On Tue, Aug 08, 2023 at 09:25:11PM +0100, Mark Brown wrote:
On Tue, Aug 08, 2023 at 02:38:58PM +0100, Will Deacon wrote:
But seriously, I think the question is more about what this brings us *on top of* SCS, since for the forseeable future folks that care about this stuff (like Android) will be using SCS. GCS on its own doesn't make sense to me, given the recompilation effort to remove SCS and the lack of hardware, so then you have to look at what it brings in addition to GCS and balance that against the performance cost.
Given that, is anybody planning to ship a distribution with this enabled?
I'm not sure that your assumption that the only people would would consider deploying this are those who have deployed SCS is a valid one, SCS users are definitely part of the mix but GCS is expected to be much more broadly applicable. As you say SCS is very invasive, requires a rebuild of everything with different code generated and as Szabolcs outlined has ABI challenges for general distros. Any code built (or JITed) with anything other than clang is going to require some explicit support to do SCS (eg, the kernel's SCS support does nothing for assembly code) and there's a bunch of runtime support. It's very much a specialist feature, mainly practical in well controlled somewhat vertical systems - I've not seen any suggestion that general purpose distros are considering using it.
I've also seen no suggestion that general purpose distros are considering GCS -- that's what I'm asking about here, and also saying that we shouldn't rush in an ABI without confidence that it actually works beyond unit tests (although it's great that you wrote selftests!).
In contrast in the case of GCS one of the nice features is that for most code it's very much non-invasive, much less so than things like PAC/BTI and SCS, which means that the audience is much wider than it is for SCS
- it's a *much* easier sell for general purpose distros to enable GCS
than to enable SCS.
This sounds compelling, but has anybody tried running significant parts of a distribution (e.g. running Debian source package tests, booting Android, using a browser, running QEMU) with GCS enabled? I can well imagine non-trivial applications violating both assumptions of the architecture and the ABI.

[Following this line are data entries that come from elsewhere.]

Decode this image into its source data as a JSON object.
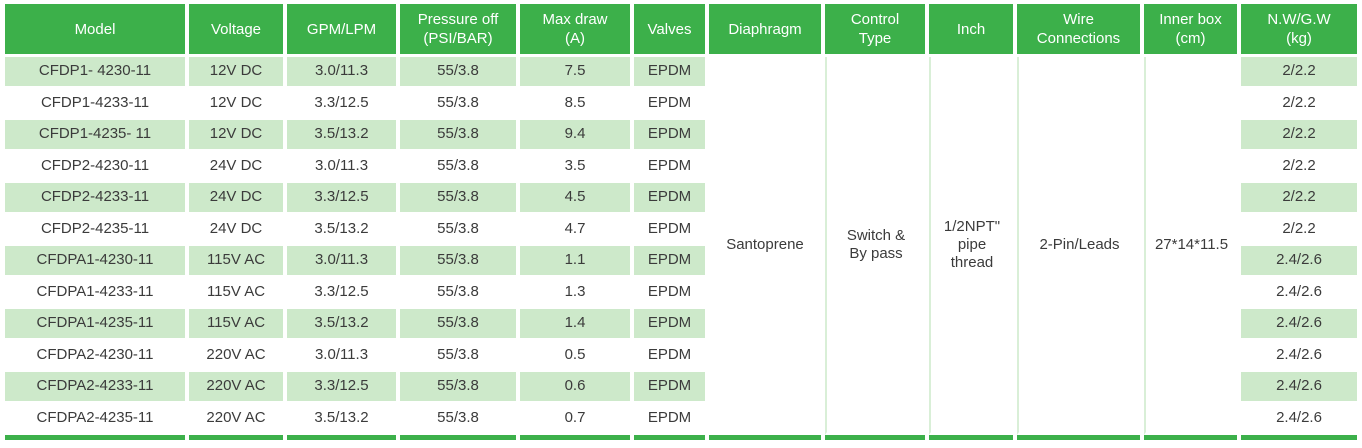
{
  "colors": {
    "header_green": "#3CB04A",
    "row_stripe_green": "#CDE9CA",
    "separator_light_green": "#D9EFD7",
    "body_text": "#3B3B3B",
    "header_text": "#FFFFFF"
  },
  "table": {
    "columns": [
      {
        "key": "model",
        "label": "Model"
      },
      {
        "key": "voltage",
        "label": "Voltage"
      },
      {
        "key": "gpm-lpm",
        "label": "GPM/LPM"
      },
      {
        "key": "pressure-off",
        "label": "Pressure off\n(PSI/BAR)"
      },
      {
        "key": "max-draw",
        "label": "Max draw\n(A)"
      },
      {
        "key": "valves",
        "label": "Valves"
      },
      {
        "key": "diaphragm",
        "label": "Diaphragm"
      },
      {
        "key": "control-type",
        "label": "Control\nType"
      },
      {
        "key": "inch",
        "label": "Inch"
      },
      {
        "key": "wire-connections",
        "label": "Wire\nConnections"
      },
      {
        "key": "inner-box",
        "label": "Inner box\n(cm)"
      },
      {
        "key": "nw-gw",
        "label": "N.W/G.W\n(kg)"
      }
    ],
    "merged": {
      "diaphragm": "Santoprene",
      "control_type": "Switch &\nBy pass",
      "inch": "1/2NPT\"\npipe\nthread",
      "wire_connections": "2-Pin/Leads",
      "inner_box": "27*14*11.5"
    },
    "rows": [
      [
        "CFDP1- 4230-11",
        "12V DC",
        "3.0/11.3",
        "55/3.8",
        "7.5",
        "EPDM",
        "2/2.2"
      ],
      [
        "CFDP1-4233-11",
        "12V DC",
        "3.3/12.5",
        "55/3.8",
        "8.5",
        "EPDM",
        "2/2.2"
      ],
      [
        "CFDP1-4235- 11",
        "12V DC",
        "3.5/13.2",
        "55/3.8",
        "9.4",
        "EPDM",
        "2/2.2"
      ],
      [
        "CFDP2-4230-11",
        "24V DC",
        "3.0/11.3",
        "55/3.8",
        "3.5",
        "EPDM",
        "2/2.2"
      ],
      [
        "CFDP2-4233-11",
        "24V DC",
        "3.3/12.5",
        "55/3.8",
        "4.5",
        "EPDM",
        "2/2.2"
      ],
      [
        "CFDP2-4235-11",
        "24V DC",
        "3.5/13.2",
        "55/3.8",
        "4.7",
        "EPDM",
        "2/2.2"
      ],
      [
        "CFDPA1-4230-11",
        "115V AC",
        "3.0/11.3",
        "55/3.8",
        "1.1",
        "EPDM",
        "2.4/2.6"
      ],
      [
        "CFDPA1-4233-11",
        "115V AC",
        "3.3/12.5",
        "55/3.8",
        "1.3",
        "EPDM",
        "2.4/2.6"
      ],
      [
        "CFDPA1-4235-11",
        "115V AC",
        "3.5/13.2",
        "55/3.8",
        "1.4",
        "EPDM",
        "2.4/2.6"
      ],
      [
        "CFDPA2-4230-11",
        "220V AC",
        "3.0/11.3",
        "55/3.8",
        "0.5",
        "EPDM",
        "2.4/2.6"
      ],
      [
        "CFDPA2-4233-11",
        "220V AC",
        "3.3/12.5",
        "55/3.8",
        "0.6",
        "EPDM",
        "2.4/2.6"
      ],
      [
        "CFDPA2-4235-11",
        "220V AC",
        "3.5/13.2",
        "55/3.8",
        "0.7",
        "EPDM",
        "2.4/2.6"
      ]
    ]
  }
}
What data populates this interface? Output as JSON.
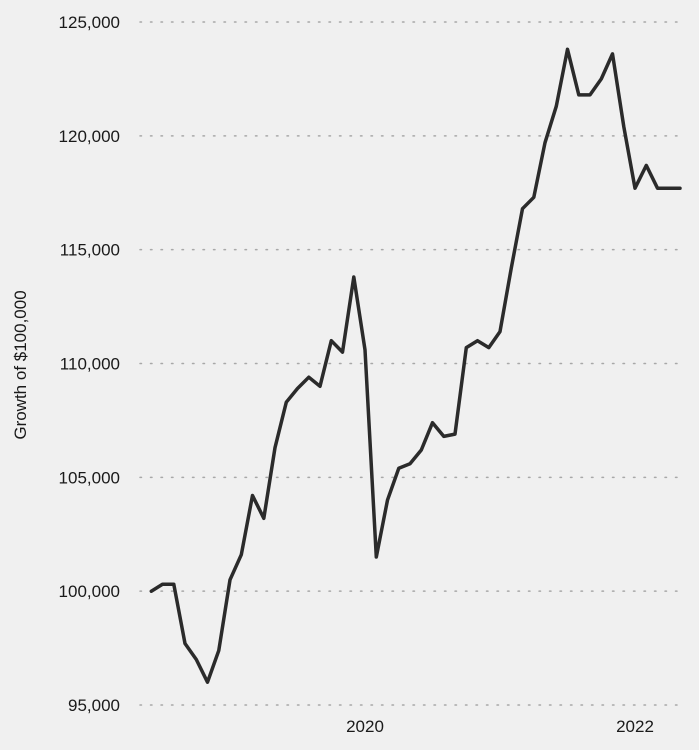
{
  "chart_data": {
    "type": "line",
    "title": "",
    "xlabel": "",
    "ylabel": "Growth of $100,000",
    "ylim": [
      95000,
      125000
    ],
    "yticks": [
      95000,
      100000,
      105000,
      110000,
      115000,
      120000,
      125000
    ],
    "ytick_labels": [
      "95,000",
      "100,000",
      "105,000",
      "110,000",
      "115,000",
      "120,000",
      "125,000"
    ],
    "xlim": [
      "2018-05",
      "2022-05"
    ],
    "xticks": [
      "2020-01",
      "2022-01"
    ],
    "xtick_labels": [
      "2020",
      "2022"
    ],
    "grid": {
      "y": true,
      "x": false,
      "style": "dotted"
    },
    "line_color": "#2b2b2b",
    "series": [
      {
        "x": [
          "2018-06",
          "2018-07",
          "2018-08",
          "2018-09",
          "2018-10",
          "2018-11",
          "2018-12",
          "2019-01",
          "2019-02",
          "2019-03",
          "2019-04",
          "2019-05",
          "2019-06",
          "2019-07",
          "2019-08",
          "2019-09",
          "2019-10",
          "2019-11",
          "2019-12",
          "2020-01",
          "2020-02",
          "2020-03",
          "2020-04",
          "2020-05",
          "2020-06",
          "2020-07",
          "2020-08",
          "2020-09",
          "2020-10",
          "2020-11",
          "2020-12",
          "2021-01",
          "2021-02",
          "2021-03",
          "2021-04",
          "2021-05",
          "2021-06",
          "2021-07",
          "2021-08",
          "2021-09",
          "2021-10",
          "2021-11",
          "2021-12",
          "2022-01",
          "2022-02",
          "2022-03",
          "2022-04",
          "2022-05"
        ],
        "values": [
          100000,
          100300,
          100300,
          97700,
          97000,
          96000,
          97400,
          100500,
          101600,
          104200,
          103200,
          106300,
          108300,
          108900,
          109400,
          109000,
          111000,
          110500,
          113800,
          110600,
          101500,
          104000,
          105400,
          105600,
          106200,
          107400,
          106800,
          106900,
          110700,
          111000,
          110700,
          111400,
          114200,
          116800,
          117300,
          119700,
          121300,
          123800,
          121800,
          121800,
          122500,
          123600,
          120400,
          117700,
          118700,
          117700,
          117700,
          117700
        ]
      }
    ]
  }
}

For the majority of programs all the support that is needed is in the kernel and libgcc/libc, there's no impact on the code generation. There are no extra instructions in the normal flow which will impact systems without the feature, and there are no extra registers in use, so even if the binaries are run on a system without GCS or for some reason someone decides that it's best to turn the feature off on a system that is capable of using it the fact that it's just using the existing bl/ret pairs means that there is minimal overhead. This all means that it's much more practical to deploy in general purpose distros. On the other hand when active it affects all code, this improves coverage but the improved coverage can be a worry.
I can see that systems that have gone through all the effort of enabling SCS might not rush to implement GCS, though there should be no harm in having the two features running side by side beyond the doubled memory requirements so you can at least have a transition plan (GCS does have some allowances which enable hardware to mitigate some of the memory bandwidth requirements at least). You do still get the benefit of the additional hardware protections GCS offers, and the coverage of all branch and ret instructions will be of interest both for security and for unwinders. It's definitely offers less of an incremental improvement on top of SCS than it is without SCS though.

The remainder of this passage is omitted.